Analyzing the cycle time for each story point category (e.g., 1, 2, 3, 5, 8) enables a better understanding of the average duration for each category. Armed with this knowledge, teams can make informed decisions regarding requirement slicing. For instance, consider a team operating within a 2-week sprint cycle. If this team consistently delivers backlog items of 5 story points within 4–8 days and items of 8 story points within 7–12 days, it’s wise for them to limit sprint commitments to items no larger than 5 story points. Larger items should be sliced into manageable sizes.

This correlation between story points and time requires periodic examination every few sprints. Ideally, over time, completing the same story points should demand less time. For example, after six months, if the same team observes that backlog items of 5 story points now take 3–6 days and items of 8 story points take 5–7 days, they may consider adjusting their sprint commitments accordingly, and allow also items of 8 story points into the sprint.

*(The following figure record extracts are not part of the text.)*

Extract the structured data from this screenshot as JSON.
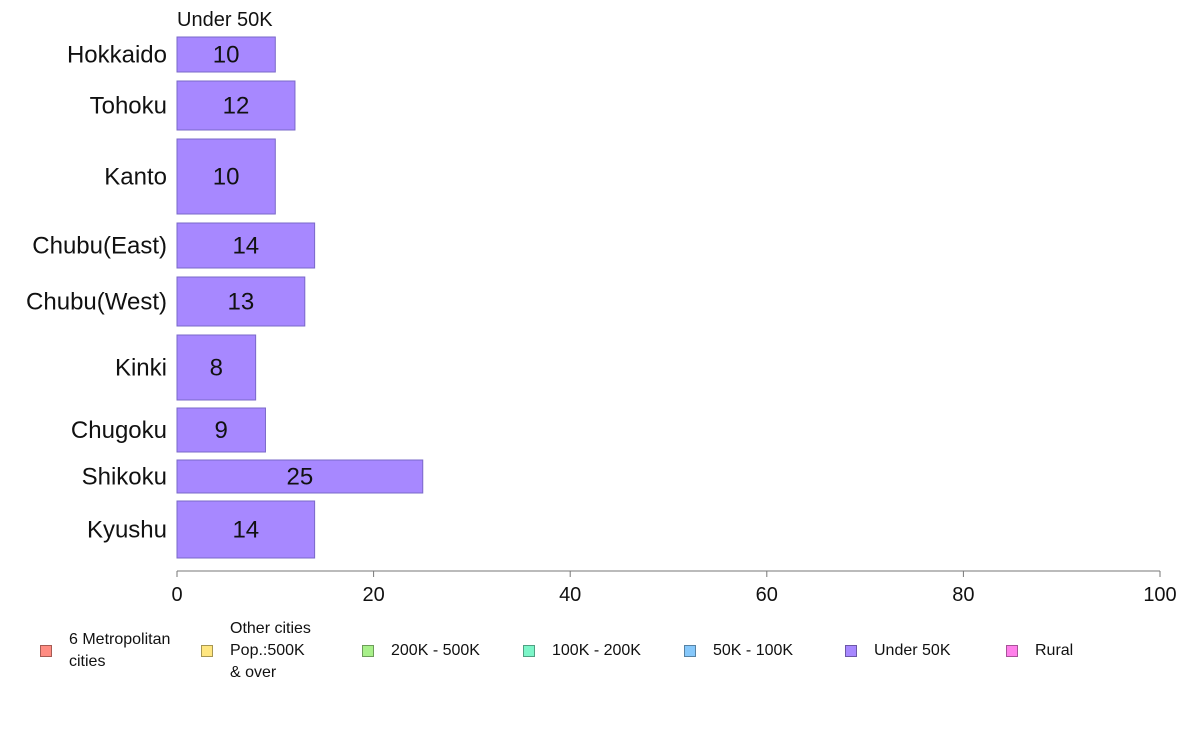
{
  "chart_data": {
    "type": "bar",
    "orientation": "horizontal",
    "title": "Under 50K",
    "categories": [
      "Hokkaido",
      "Tohoku",
      "Kanto",
      "Chubu(East)",
      "Chubu(West)",
      "Kinki",
      "Chugoku",
      "Shikoku",
      "Kyushu"
    ],
    "series": [
      {
        "name": "Under 50K",
        "values": [
          10,
          12,
          10,
          14,
          13,
          8,
          9,
          25,
          14
        ]
      }
    ],
    "data_labels": [
      "10",
      "12",
      "10",
      "14",
      "13",
      "8",
      "9",
      "25",
      "14"
    ],
    "xlim": [
      0,
      100
    ],
    "xticks": [
      0,
      20,
      40,
      60,
      80,
      100
    ],
    "xtick_labels": [
      "0",
      "20",
      "40",
      "60",
      "80",
      "100"
    ],
    "grid": false,
    "bar_color": "#a788ff",
    "bar_edge_color": "#7a68c8",
    "legend_position": "bottom",
    "legend": [
      {
        "label": "6 Metropolitan\n cities",
        "color": "#ff8c82"
      },
      {
        "label": "Other cities\nPop.:500K\n & over",
        "color": "#ffe680"
      },
      {
        "label": "200K - 500K",
        "color": "#a8f08a"
      },
      {
        "label": "100K - 200K",
        "color": "#7cf5c8"
      },
      {
        "label": "50K - 100K",
        "color": "#86c8fb"
      },
      {
        "label": "Under 50K",
        "color": "#a788ff"
      },
      {
        "label": "Rural",
        "color": "#ff80ea"
      }
    ]
  }
}
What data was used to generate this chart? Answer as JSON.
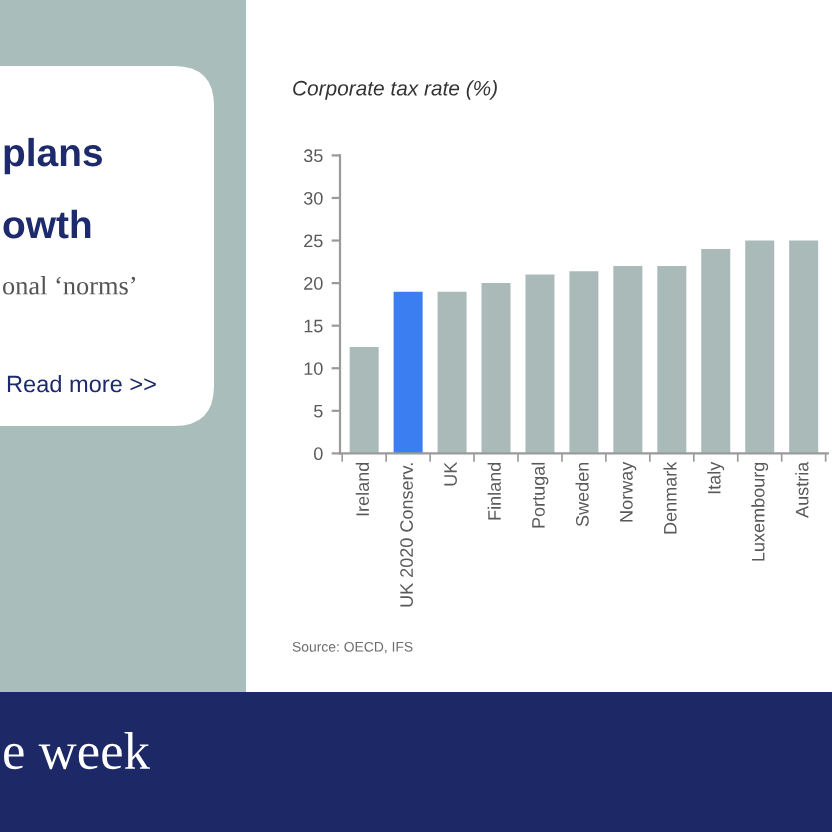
{
  "chart_data": {
    "type": "bar",
    "title": "Corporate tax rate (%)",
    "categories": [
      "Ireland",
      "UK 2020 Conserv.",
      "UK",
      "Finland",
      "Portugal",
      "Sweden",
      "Norway",
      "Denmark",
      "Italy",
      "Luxembourg",
      "Austria"
    ],
    "values": [
      12.5,
      19,
      19,
      20,
      21,
      21.4,
      22,
      22,
      24,
      25,
      25
    ],
    "colors": [
      "#aabab9",
      "#3a7ef2",
      "#aabab9",
      "#aabab9",
      "#aabab9",
      "#aabab9",
      "#aabab9",
      "#aabab9",
      "#aabab9",
      "#aabab9",
      "#aabab9"
    ],
    "ylim": [
      0,
      35
    ],
    "yticks": [
      0,
      5,
      10,
      15,
      20,
      25,
      30,
      35
    ],
    "grid": false,
    "annotations": [
      "Source: OECD, IFS",
      "plans",
      "owth",
      "onal ‘norms’",
      "Read more >>",
      "e week"
    ]
  }
}
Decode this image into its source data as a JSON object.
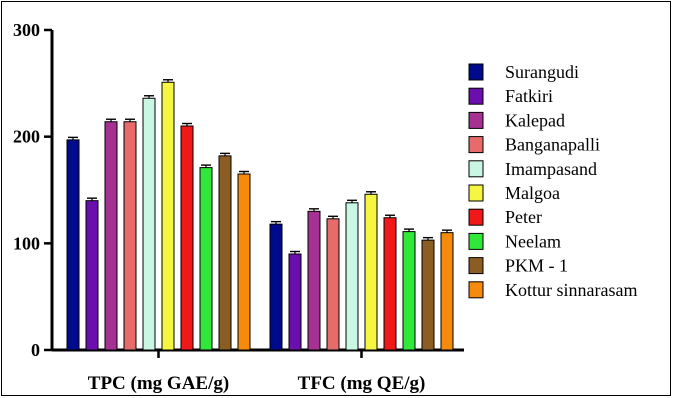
{
  "chart_data": {
    "type": "bar",
    "categories": [
      "TPC (mg GAE/g)",
      "TFC (mg QE/g)"
    ],
    "ylim": [
      0,
      300
    ],
    "yticks": [
      0,
      100,
      200,
      300
    ],
    "legend_position": "right",
    "grid": false,
    "error_bars": true,
    "series": [
      {
        "name": "Surangudi",
        "color": "#000a8c",
        "values": [
          197,
          118
        ]
      },
      {
        "name": "Fatkiri",
        "color": "#6a0fae",
        "values": [
          140,
          90
        ]
      },
      {
        "name": "Kalepad",
        "color": "#a53193",
        "values": [
          214,
          130
        ]
      },
      {
        "name": "Banganapalli",
        "color": "#e76b6b",
        "values": [
          214,
          123
        ]
      },
      {
        "name": "Imampasand",
        "color": "#c9f7e4",
        "values": [
          236,
          138
        ]
      },
      {
        "name": "Malgoa",
        "color": "#f5f542",
        "values": [
          251,
          146
        ]
      },
      {
        "name": "Peter",
        "color": "#f01818",
        "values": [
          210,
          124
        ]
      },
      {
        "name": "Neelam",
        "color": "#2fe83a",
        "values": [
          171,
          111
        ]
      },
      {
        "name": "PKM - 1",
        "color": "#8c5d22",
        "values": [
          182,
          103
        ]
      },
      {
        "name": "Kottur sinnarasam",
        "color": "#f58a0c",
        "values": [
          165,
          110
        ]
      }
    ]
  }
}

It’s essential to note that backlog items of the same story point category may still exhibit variations in delivery time due to differences in team members’ skill sets.

Note about Delivery-Oriented Approach

It’s important to emphasize that we should encourage the measurement of delivery-oriented activities rather than attempting to quantify every aspect of our work. If we follow this guideline, story points are intentionally assigned to activities directly contributing to product delivery. Consequently, when translating story points into time estimates, it includes not only delivery-centric tasks but also non-delivery activities such as vacation days, sick leave, HR events, Scrum meetings, and the like. This is the main reason why 1 story point is not equal to 1 working day.

Conclusion

In conclusion, the adoption of story points in our estimation process has proven to be an impactful strategy, offering benefits that enhance our agile development practices. Firstly, story points provide transparency in measuring improvement over time.

Moreover, story points encourage a collaborative environment that leverages crowd wisdom, allowing the team to utilize its collective intelligence for more accurate and insightful estimations. This collaborative approach not only enhances the quality of our estimations but also promotes a shared understanding among team members, aligning everyone towards common product goals.

The emphasis on relative sizing in story points also contributes to the fast nature of our estimation process. By avoiding the difficulties of time-based debates and precision paralysis, we make quicker estimations.

It is crucial to repeat that story points are not a direct measurement of time; instead, they serve as a ‘weight’ measurement. This deliberate abstraction from time units allows for a more flexible and adaptive estimation process, ensuring that our focus remains on the essence of the work rather than becoming obsessed with exact time predictions.

Furthermore, it is possible to do on-demand translation from story points into time estimates, if needed (e.g. top management status report reflecting time investment). As the team evolves and improves, the ratio between story points and time may change.

Story points, in essence, are the strawberries of software development — not constrained by the ticking of the clock but defined by the weight of the tasks at hand. Story points empower our team to navigate the complexities of software development with precision, collaboration, speed, and agility.